Ai nastri di partenza del torneo, il Milan - forte del tricolore sul petto - si era presentato con la legittima ambizione di difendere lo Scudetto conquistato un anno fa, ma il ritmo forsennato imposto dal Napoli ha costretto la squadra di Pioli a rivedere i piani.
All'imbocco del 2023, come se non bastasse, i rossoneri sono incappati in una preoccupante crisi di risultati che ha messo a serio repentaglio le ambizioni continentali dei rossoneri: tra gennaio e febbraio, infatti, il Milan ha vinto solamente una delle prime sei partite del 2023, tra le quali spiccano i fragorosi tonfi contro Lazio e Sassuolo.
Passata la tempesta, però, la squadra di Pioli ha risalito progressivamente la china ritrovando risultati e certezze. La corsa Champions, poi, è stata ovviamente segnata dalla penalizzazione della Juventus che, a due giornate dal termine si è vista sottrarre 10 punti per il caso plusvalenze, precipitando dal secondo al settimo posto.

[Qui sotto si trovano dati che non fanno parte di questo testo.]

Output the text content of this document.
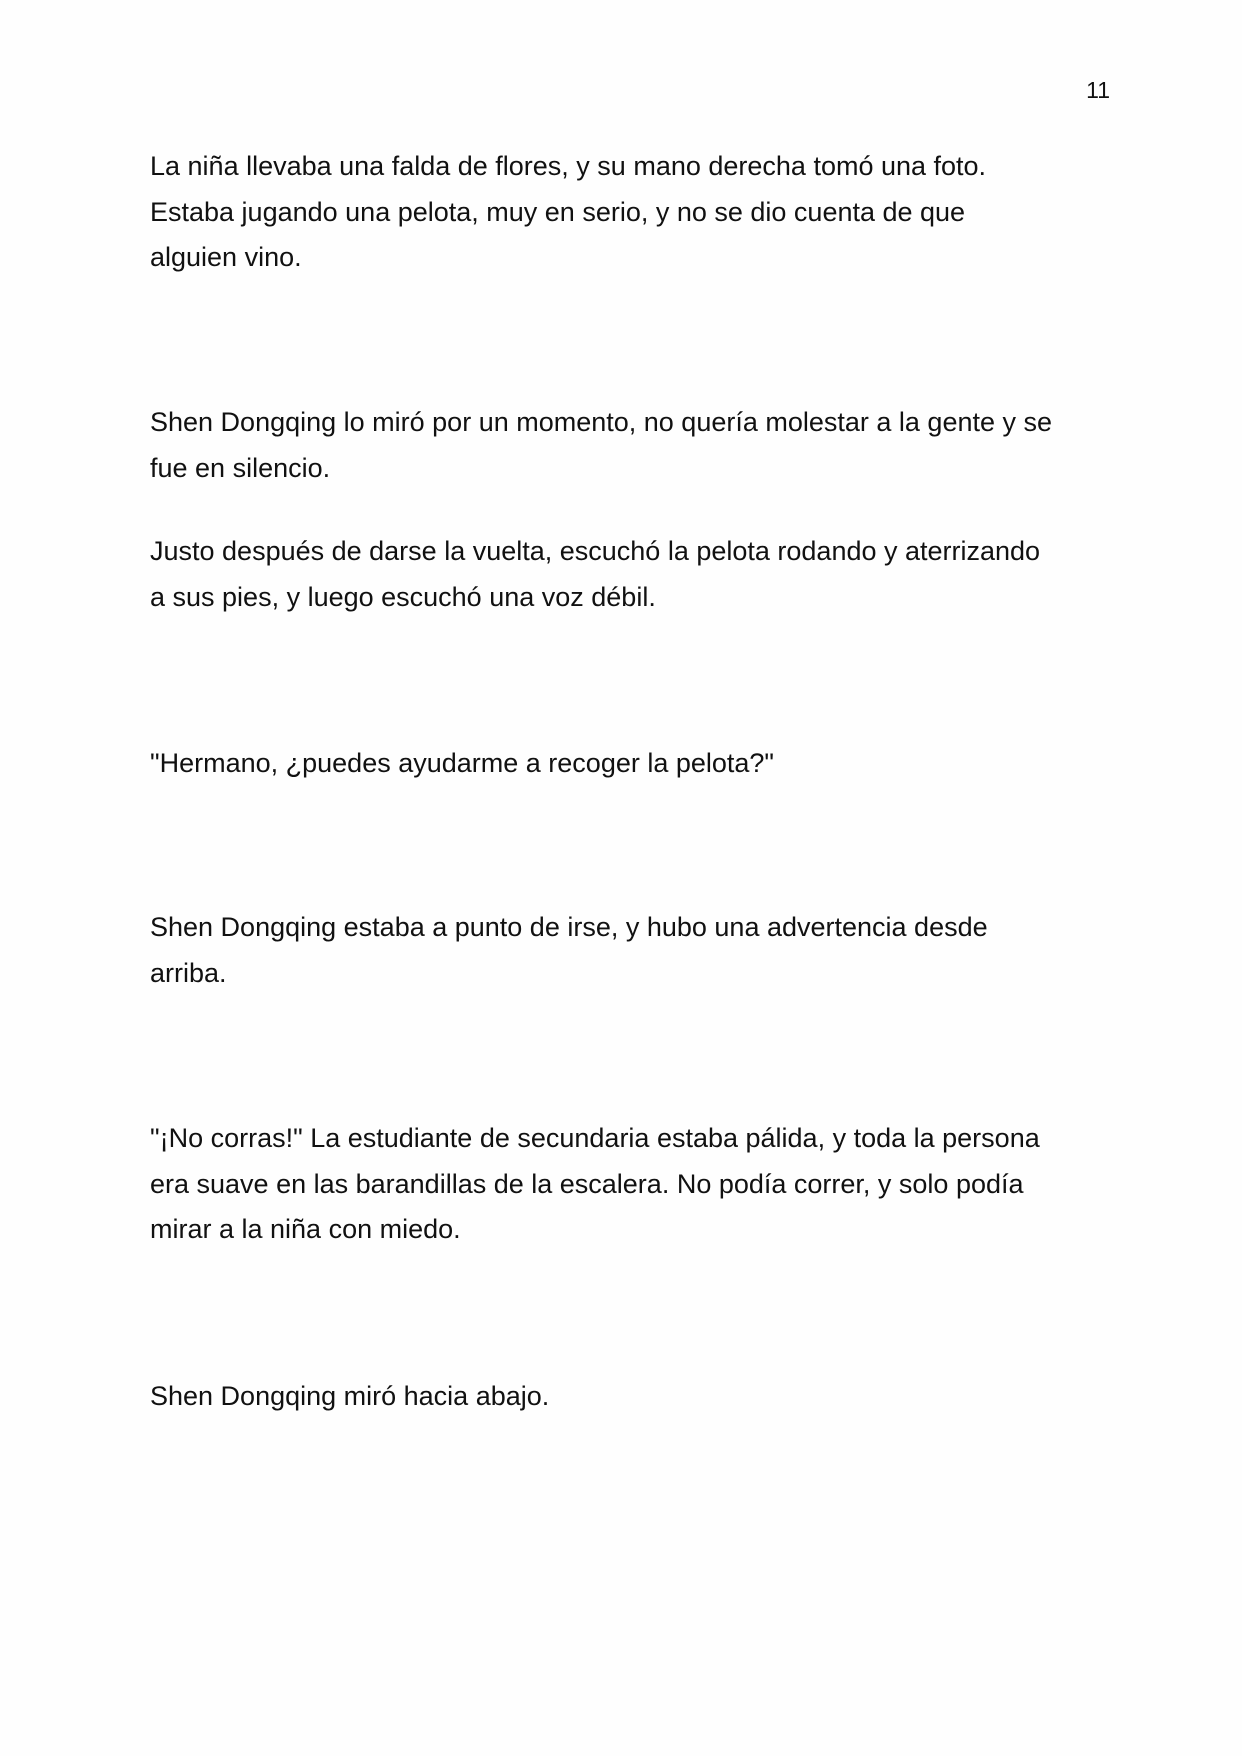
11

La niña llevaba una falda de flores, y su mano derecha tomó una foto.
Estaba jugando una pelota, muy en serio, y no se dio cuenta de que
alguien vino.

Shen Dongqing lo miró por un momento, no quería molestar a la gente y se
fue en silencio.

Justo después de darse la vuelta, escuchó la pelota rodando y aterrizando
a sus pies, y luego escuchó una voz débil.

"Hermano, ¿puedes ayudarme a recoger la pelota?"

Shen Dongqing estaba a punto de irse, y hubo una advertencia desde
arriba.

"¡No corras!" La estudiante de secundaria estaba pálida, y toda la persona
era suave en las barandillas de la escalera. No podía correr, y solo podía
mirar a la niña con miedo.

Shen Dongqing miró hacia abajo.
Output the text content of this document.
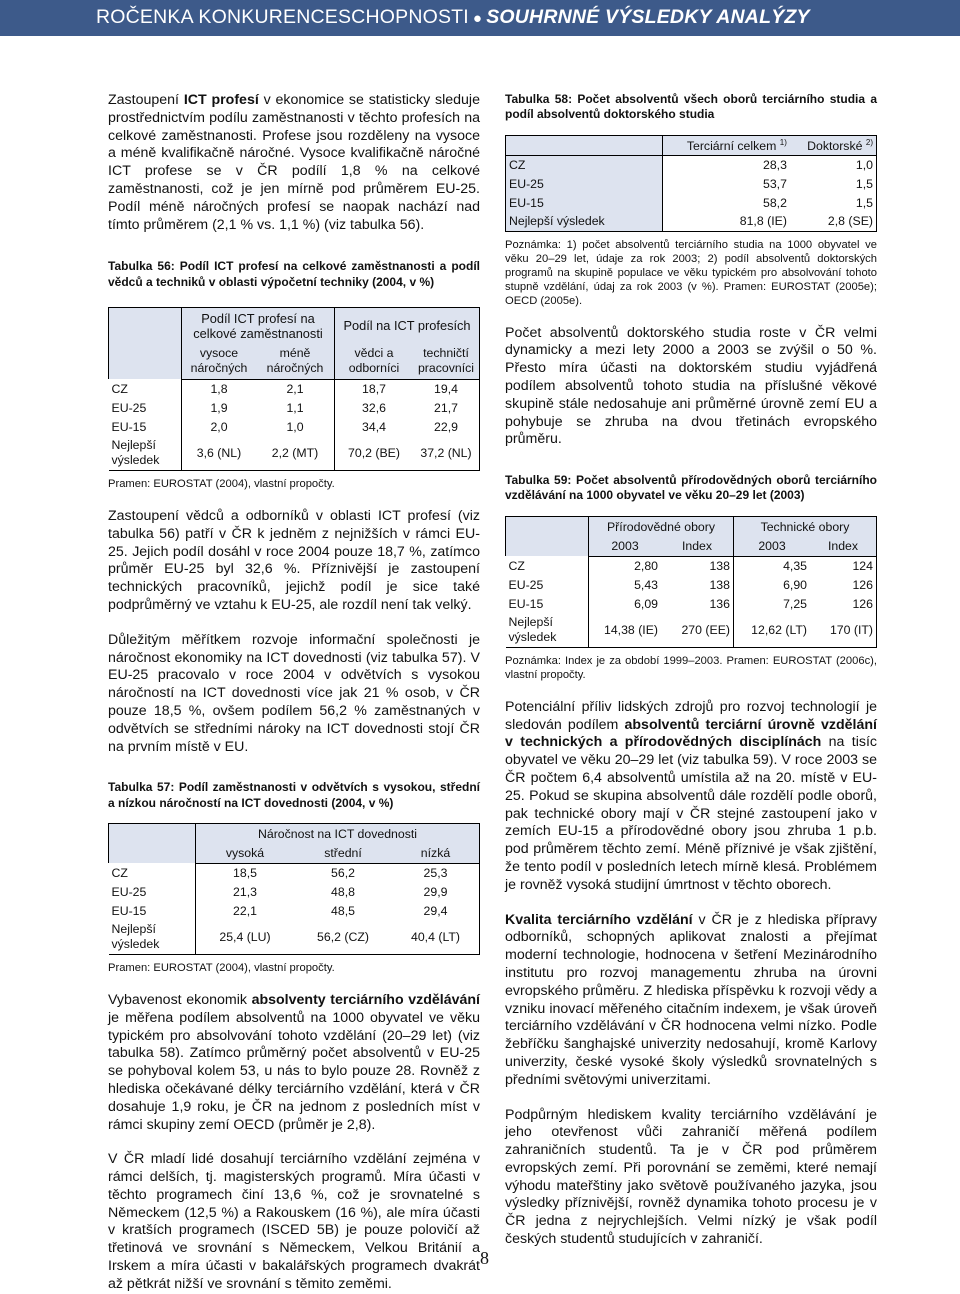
ROČENKA KONKURENCESCHOPNOSTI ● SOUHRNNÉ VÝSLEDKY ANALÝZY

Zastoupení ICT profesí v ekonomice se statisticky sleduje prostřednictvím podílu zaměstnanosti v těchto profesích na celkové zaměstnanosti. Profese jsou rozděleny na vysoce a méně kvalifikačně náročné. Vysoce kvalifikačně náročné ICT profese se v ČR podílí 1,8 % na celkové zaměstnanosti, což je jen mírně pod průměrem EU-25. Podíl méně náročných profesí se naopak nachází nad tímto průměrem (2,1 % vs. 1,1 %) (viz tabulka 56).

Tabulka 56: Podíl ICT profesí na celkové zaměstnanosti a podíl vědců a techniků v oblasti výpočetní techniky (2004, v %)

	Podíl ICT profesí na celkové zaměstnanosti		Podíl na ICT profesích	
	vysoce náročných	méně náročných	vědci a odborníci	techničtí pracovníci
CZ	1,8	2,1	18,7	19,4
EU-25	1,9	1,1	32,6	21,7
EU-15	2,0	1,0	34,4	22,9
Nejlepší výsledek	3,6 (NL)	2,2 (MT)	70,2 (BE)	37,2 (NL)

Pramen: EUROSTAT (2004), vlastní propočty.

Zastoupení vědců a odborníků v oblasti ICT profesí (viz tabulka 56) patří v ČR k jedněm z nejnižších v rámci EU-25. Jejich podíl dosáhl v roce 2004 pouze 18,7 %, zatímco průměr EU-25 byl 32,6 %. Příznivější je zastoupení technických pracovníků, jejichž podíl je sice také podprůměrný ve vztahu k EU-25, ale rozdíl není tak velký.

Důležitým měřítkem rozvoje informační společnosti je náročnost ekonomiky na ICT dovednosti (viz tabulka 57). V EU-25 pracovalo v roce 2004 v odvětvích s vysokou náročností na ICT dovednosti více jak 21 % osob, v ČR pouze 18,5 %, ovšem podílem 56,2 % zaměstnaných v odvětvích se středními nároky na ICT dovednosti stojí ČR na prvním místě v EU.

Tabulka 57: Podíl zaměstnanosti v odvětvích s vysokou, střední a nízkou náročností na ICT dovednosti (2004, v %)

	Náročnost na ICT dovednosti		
	vysoká	střední	nízká
CZ	18,5	56,2	25,3
EU-25	21,3	48,8	29,9
EU-15	22,1	48,5	29,4
Nejlepší výsledek	25,4 (LU)	56,2 (CZ)	40,4 (LT)

Pramen: EUROSTAT (2004), vlastní propočty.

Vybavenost ekonomik absolventy terciárního vzdělávání je měřena podílem absolventů na 1000 obyvatel ve věku typickém pro absolvování tohoto vzdělání (20–29 let) (viz tabulka 58). Zatímco průměrný počet absolventů v EU-25 se pohyboval kolem 53, u nás to bylo pouze 28. Rovněž z hlediska očekávané délky terciárního vzdělání, která v ČR dosahuje 1,9 roku, je ČR na jednom z posledních míst v rámci skupiny zemí OECD (průměr je 2,8).

V ČR mladí lidé dosahují terciárního vzdělání zejména v rámci delších, tj. magisterských programů. Míra účasti v těchto programech činí 13,6 %, což je srovnatelné s Německem (12,5 %) a Rakouskem (16 %), ale míra účasti v kratších programech (ISCED 5B) je pouze polovičí až třetinová ve srovnání s Německem, Velkou Británií a Irskem a míra účasti v bakalářských programech dvakrát až pětkrát nižší ve srovnání s těmito zeměmi.

Tabulka 58: Počet absolventů všech oborů terciárního studia a podíl absolventů doktorského studia

	Terciární celkem $^{1)}$	Doktorské $^{2)}$
CZ	28,3	1,0
EU-25	53,7	1,5
EU-15	58,2	1,5
Nejlepší výsledek	81,8 (IE)	2,8 (SE)

Poznámka: 1) počet absolventů terciárního studia na 1000 obyvatel ve věku 20–29 let, údaje za rok 2003; 2) podíl absolventů doktorských programů na skupině populace ve věku typickém pro absolvování tohoto stupně vzdělání, údaj za rok 2003 (v %). Pramen: EUROSTAT (2005e); OECD (2005e).

Počet absolventů doktorského studia roste v ČR velmi dynamicky a mezi lety 2000 a 2003 se zvýšil o 50 %. Přesto míra účasti na doktorském studiu vyjádřená podílem absolventů tohoto studia na příslušné věkové skupině stále nedosahuje ani průměrné úrovně zemí EU a pohybuje se zhruba na dvou třetinách evropského průměru.

Tabulka 59: Počet absolventů přírodovědných oborů terciárního vzdělávání na 1000 obyvatel ve věku 20–29 let (2003)

	Přírodovědné obory		Technické obory	
	2003	Index	2003	Index
CZ	2,80	138	4,35	124
EU-25	5,43	138	6,90	126
EU-15	6,09	136	7,25	126
Nejlepší výsledek	14,38 (IE)	270 (EE)	12,62 (LT)	170 (IT)

Poznámka: Index je za období 1999–2003. Pramen: EUROSTAT (2006c), vlastní propočty.

Potenciální příliv lidských zdrojů pro rozvoj technologií je sledován podílem absolventů terciární úrovně vzdělání v technických a přírodovědných disciplínách na tisíc obyvatel ve věku 20–29 let (viz tabulka 59). V roce 2003 se ČR počtem 6,4 absolventů umístila až na 20. místě v EU-25. Pokud se skupina absolventů dále rozdělí podle oborů, pak technické obory mají v ČR stejné zastoupení jako v zemích EU-15 a přírodovědné obory jsou zhruba 1 p.b. pod průměrem těchto zemí. Méně příznivé je však zjištění, že tento podíl v posledních letech mírně klesá. Problémem je rovněž vysoká studijní úmrtnost v těchto oborech.

Kvalita terciárního vzdělání v ČR je z hlediska přípravy odborníků, schopných aplikovat znalosti a přejímat moderní technologie, hodnocena v šetření Mezinárodního institutu pro rozvoj managementu zhruba na úrovni evropského průměru. Z hlediska příspěvku k rozvoji vědy a vzniku inovací měřeného citačním indexem, je však úroveň terciárního vzdělávání v ČR hodnocena velmi nízko. Podle žebříčku šanghajské univerzity nedosahují, kromě Karlovy univerzity, české vysoké školy výsledků srovnatelných s předními světovými univerzitami.

Podpůrným hlediskem kvality terciárního vzdělávání je jeho otevřenost vůči zahraničí měřená podílem zahraničních studentů. Ta je v ČR pod průměrem evropských zemí. Při porovnání se zeměmi, které nemají výhodu mateřštiny jako světově používaného jazyka, jsou výsledky příznivější, rovněž dynamika tohoto procesu je v ČR jedna z nejrychlejších. Velmi nízký je však podíl českých studentů studujících v zahraničí.

8
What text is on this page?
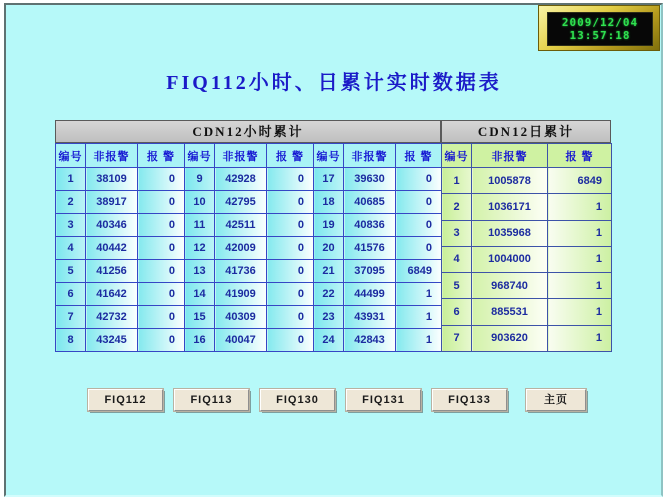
2009/12/04
13:57:18
FIQ112小时、日累计实时数据表
CDN12小时累计
编号	非报警	报 警	编号	非报警	报 警	编号	非报警	报 警
1	38109	0	9	42928	0	17	39630	0
2	38917	0	10	42795	0	18	40685	0
3	40346	0	11	42511	0	19	40836	0
4	40442	0	12	42009	0	20	41576	0
5	41256	0	13	41736	0	21	37095	6849
6	41642	0	14	41909	0	22	44499	1
7	42732	0	15	40309	0	23	43931	1
8	43245	0	16	40047	0	24	42843	1
CDN12日累计
编号	非报警	报 警
1	1005878	6849
2	1036171	1
3	1035968	1
4	1004000	1
5	968740	1
6	885531	1
7	903620	1
FIQ112	FIQ113	FIQ130	FIQ131	FIQ133	主页
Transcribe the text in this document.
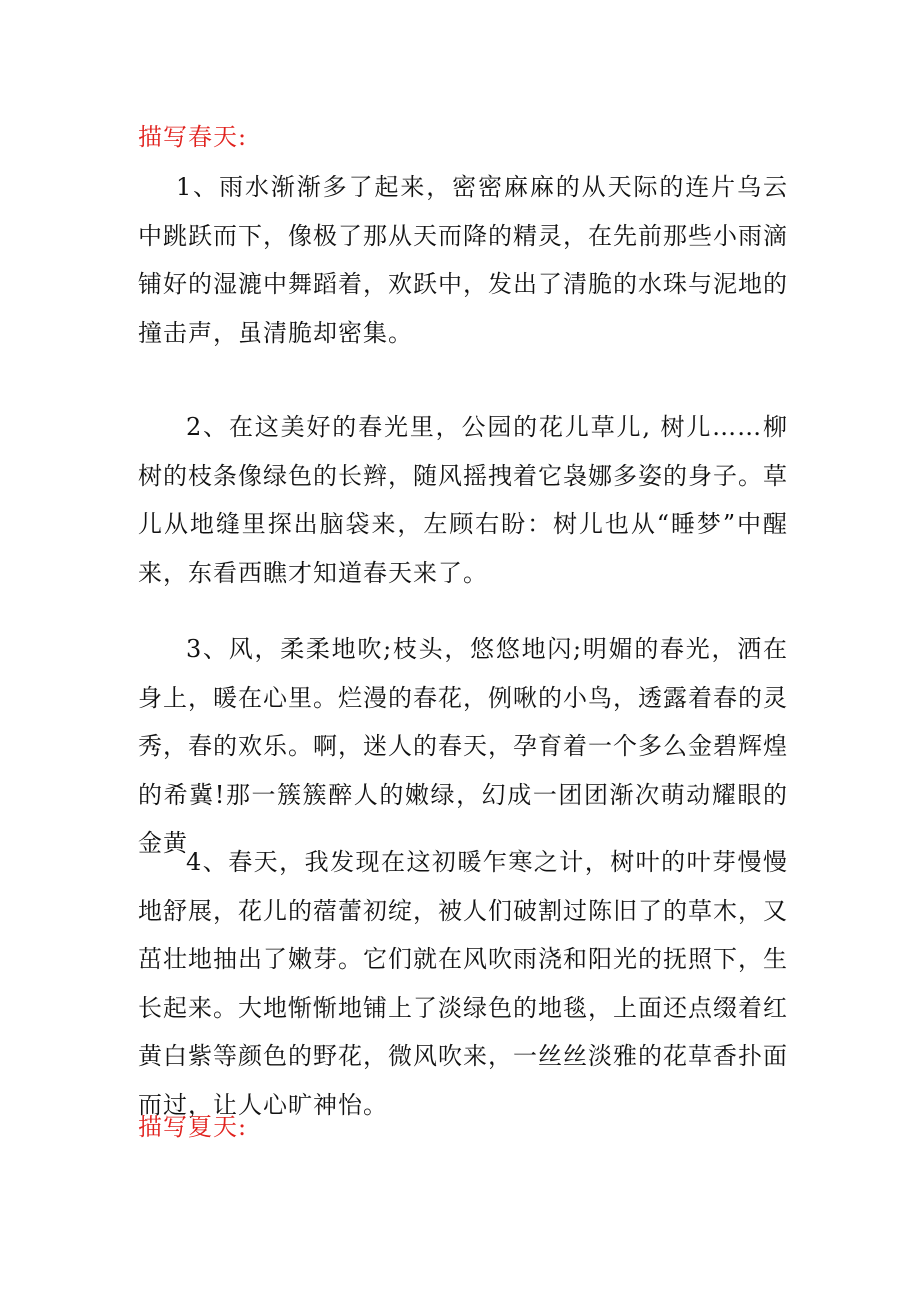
描写春天:
1、雨水渐渐多了起来，密密麻麻的从天际的连片乌云中跳跃而下，像极了那从天而降的精灵，在先前那些小雨滴铺好的湿漉中舞蹈着，欢跃中，发出了清脆的水珠与泥地的撞击声，虽清脆却密集。
2、在这美好的春光里，公园的花儿草儿, 树儿……柳树的枝条像绿色的长辫，随风摇拽着它袅娜多姿的身子。草儿从地缝里探出脑袋来，左顾右盼：树儿也从“睡梦”中醒来，东看西瞧才知道春天来了。
3、风，柔柔地吹;枝头，悠悠地闪;明媚的春光，洒在身上，暖在心里。烂漫的春花，例啾的小鸟，透露着春的灵秀，春的欢乐。啊，迷人的春天，孕育着一个多么金碧辉煌的希冀!那一簇簇醉人的嫩绿，幻成一团团渐次萌动耀眼的金黄
4、春天，我发现在这初暖乍寒之计，树叶的叶芽慢慢地舒展，花儿的蓿蕾初绽，被人们破割过陈旧了的草木，又茁壮地抽出了嫩芽。它们就在风吹雨浇和阳光的抚照下，生长起来。大地惭惭地铺上了淡绿色的地毯，上面还点缀着红黄白紫等颜色的野花，微风吹来，一丝丝淡雅的花草香扑面而过，让人心旷神怡。
描写夏天:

Il Milan, dal canto suo, si è fatto trovare pronto all'appuntamento e proprio al cospetto della Vecchia Signora ha inscenato una prova di grande solidità e cinismo, tradotta nel blitz vincente di Giroud allo Stadium. Nientemeno che il primo goal del francese alla Juve. Una rete dal peso specifico enorme. Una firma d'autore che consentirà ai rossoneri di vivere ancora una volta da protagonisti le grandi notti europee.
Sfumato il sogno di accedere alla finalissima nell'attuale edizione del trofeo, dopo il doppio ko nell'Euroderby contro l'Inter, il Milan ci proverà anche l'anno prossimo. Per Pioli si tratta della terza qualificazione consecutiva alla massima rassegna continentale da quando siede sulla panchina dei diciannove volte campioni d'Italia.
Ad una giornata dal termine del campionato, dunque, il Milan ha la certezza di chiudere tra le prime quattro, ma calcolatrice alla mano il Diavolo può ancora puntare al terzo posto viste le sole due lunghezze di distacco proprio dall'Inter. Parliamo comunque di dettagli che non scalfiscono quella che ormai è una solida certezza: il Milan è in Champions.